The reading excitement is so intense that I’m receiving multiple new book requests every day. Sometimes, these multiple requests come from the same students!
Are students hoarding books? Or are they reading them?
My guess is the latter.
Growing up, I remember times when I tore through books. It would be a reading rampage. Maybe I would hit a lull for a while and focus on baseball, but then, boom, an unstoppable reading marathon hit.
Did you experience something similar?
With the Kindle Classroom Project, students gain access to books 24 hours a day. There are now 563 books in the library, waiting to be read, plus the promise that students may request new books they want to read.
With 600 Kindles out, the requests come in every day.
Luz, a power reader in Hayward, who read 40 books last year, requested two books tonight. Katie, a student in Oakland who just received her Kindle last week, asked for a book yesterday and then another one today. Juan did the same thing.

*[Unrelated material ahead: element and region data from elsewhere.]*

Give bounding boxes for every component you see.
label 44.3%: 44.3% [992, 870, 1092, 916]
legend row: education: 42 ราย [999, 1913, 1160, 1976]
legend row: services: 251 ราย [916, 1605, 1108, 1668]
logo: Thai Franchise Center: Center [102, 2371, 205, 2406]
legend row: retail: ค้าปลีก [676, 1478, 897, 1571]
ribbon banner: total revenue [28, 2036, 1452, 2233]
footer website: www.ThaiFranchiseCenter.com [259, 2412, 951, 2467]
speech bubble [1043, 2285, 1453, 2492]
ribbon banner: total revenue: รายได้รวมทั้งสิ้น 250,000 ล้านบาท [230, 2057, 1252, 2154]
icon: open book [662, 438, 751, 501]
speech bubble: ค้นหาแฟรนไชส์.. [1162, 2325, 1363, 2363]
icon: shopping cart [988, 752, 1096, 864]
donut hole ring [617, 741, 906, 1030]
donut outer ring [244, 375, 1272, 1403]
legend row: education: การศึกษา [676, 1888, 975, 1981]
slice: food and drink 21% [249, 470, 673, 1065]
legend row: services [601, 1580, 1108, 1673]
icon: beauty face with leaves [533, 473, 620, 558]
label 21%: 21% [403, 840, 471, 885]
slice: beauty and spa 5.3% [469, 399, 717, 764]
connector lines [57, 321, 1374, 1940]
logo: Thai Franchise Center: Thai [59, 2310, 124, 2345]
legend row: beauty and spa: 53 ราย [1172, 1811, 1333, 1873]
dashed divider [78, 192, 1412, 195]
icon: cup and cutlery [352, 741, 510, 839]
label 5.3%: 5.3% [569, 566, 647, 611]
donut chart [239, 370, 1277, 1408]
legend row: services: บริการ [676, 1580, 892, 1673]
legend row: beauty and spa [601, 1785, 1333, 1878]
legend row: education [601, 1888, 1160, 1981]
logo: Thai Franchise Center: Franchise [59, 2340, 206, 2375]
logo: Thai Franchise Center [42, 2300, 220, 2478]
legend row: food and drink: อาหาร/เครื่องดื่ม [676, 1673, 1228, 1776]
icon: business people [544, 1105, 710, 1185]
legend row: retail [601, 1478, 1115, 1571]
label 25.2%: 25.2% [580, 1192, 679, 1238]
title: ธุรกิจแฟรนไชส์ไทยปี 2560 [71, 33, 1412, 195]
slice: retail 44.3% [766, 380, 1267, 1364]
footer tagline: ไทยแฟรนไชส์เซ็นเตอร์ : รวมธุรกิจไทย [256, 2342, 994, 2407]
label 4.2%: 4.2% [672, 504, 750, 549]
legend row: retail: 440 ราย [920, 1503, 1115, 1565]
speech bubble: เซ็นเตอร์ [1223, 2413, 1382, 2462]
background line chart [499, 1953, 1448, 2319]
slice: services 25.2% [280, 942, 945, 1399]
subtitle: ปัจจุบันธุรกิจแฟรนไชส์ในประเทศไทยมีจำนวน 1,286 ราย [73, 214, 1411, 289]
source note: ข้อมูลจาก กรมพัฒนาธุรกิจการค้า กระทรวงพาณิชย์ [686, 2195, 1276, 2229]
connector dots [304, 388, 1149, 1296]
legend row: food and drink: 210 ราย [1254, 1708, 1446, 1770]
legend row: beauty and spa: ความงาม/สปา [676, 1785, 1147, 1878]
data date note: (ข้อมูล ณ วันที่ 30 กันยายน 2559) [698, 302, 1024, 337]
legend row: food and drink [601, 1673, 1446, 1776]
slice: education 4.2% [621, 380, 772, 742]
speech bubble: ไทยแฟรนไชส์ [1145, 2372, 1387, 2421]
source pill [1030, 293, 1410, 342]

The requests are so rampant that I’ve had to tell students, “You may request one book at a time.” My intent is not to limit their enthusiasm. It’s just that I want to make sure students are respecting the process. I don’t want their Kindles to get filled with unread books, just like the to-be-read pile next to my bed.
Except I don’t think this is what’s happening. The students who are requesting multiple books per week are reading those books, and there’s a high chance that we’ll have many students who read more than 50 books this year.
The KCP is really growing, and it’s exciting to see, and I’m happy that students are reading, and that they’re comfortable asking for the books they want to read.
My multiple-requester students confirm that they are just plowing through books. No hoarding there!
(And maybe no sleeping either, but for a good book, that’s a fair trade.)
Definitely a fair trade, Lara! (Who needs sleep, anyway, when there are 560+ good books to read?)